July 20, 2010

Lessons In Law



Most people assume all "laws" are the same.

They are not.

Put aside 10 minutes and watch this video.

If it grabs your interest you may want to watch the film this was taken from.

It is called Kymatica.

CR.

3 comments:

opsimath said...

It certainly grabbed my interest, Cap'n. Thank you for the link.

Anonymous said...

Great video Captain. It's really everything John Harris speaks about tied up into 10 mins. It's a must for everyone to see. I may put it up on my blog also to get the word around.

richard said...

Very interesting. I was listening to a podcast recently which was similar in it's content. Firstly, the guy said that the entire populace was declared dead after the Black Death, and courts therefore don't deal with living people but "persons" and they can be treated as salvage, ie. warehoused (in prison).

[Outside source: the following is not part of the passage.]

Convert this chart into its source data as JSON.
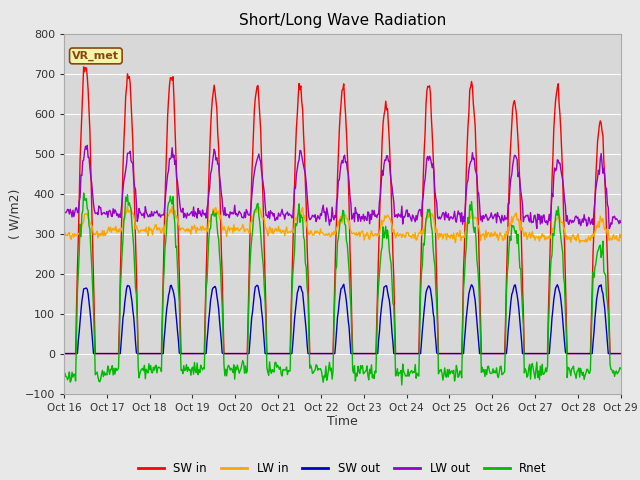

His take on the matter was to announce in court that you are a living human being (using the words "the flesh lives, the blood flows") and then respectfully request remedy. As you have seen, captain, when Freemen are in court the judge often leaves then returns. This (says the guy in the podcast) is to re-establish juristiction - but this time under Admiralty law, since by declaring you are alive, you have removed yourself from his juristiction under civil law. You then (says the guy) ask not for remedy, but for "cure and maintenance" after again declaring that you are a living human being. In his capacity as Captain, the judge must provide cure and maintenance to a mariner who applies for it. The judge then leaves court again, but when he returns he is operating on behalf of Canon law, the court is no longer civil or even maritime, but ecclesastical. (The podcaster describes how the term Bar derives from ecclesiastical units of measurement etc etc) You declare again that you are a living human being and NOW also Sovereign, under God; you again ask for remedy. The court cannot act against a living Sovereign human, and the case is then thrown out. If a judge acts against a Sovereign human he is in breach of his oath, and can no longer practice law.
That was the gist of the podcast, but I can't find it at the moment, and have no idea how accurate it is.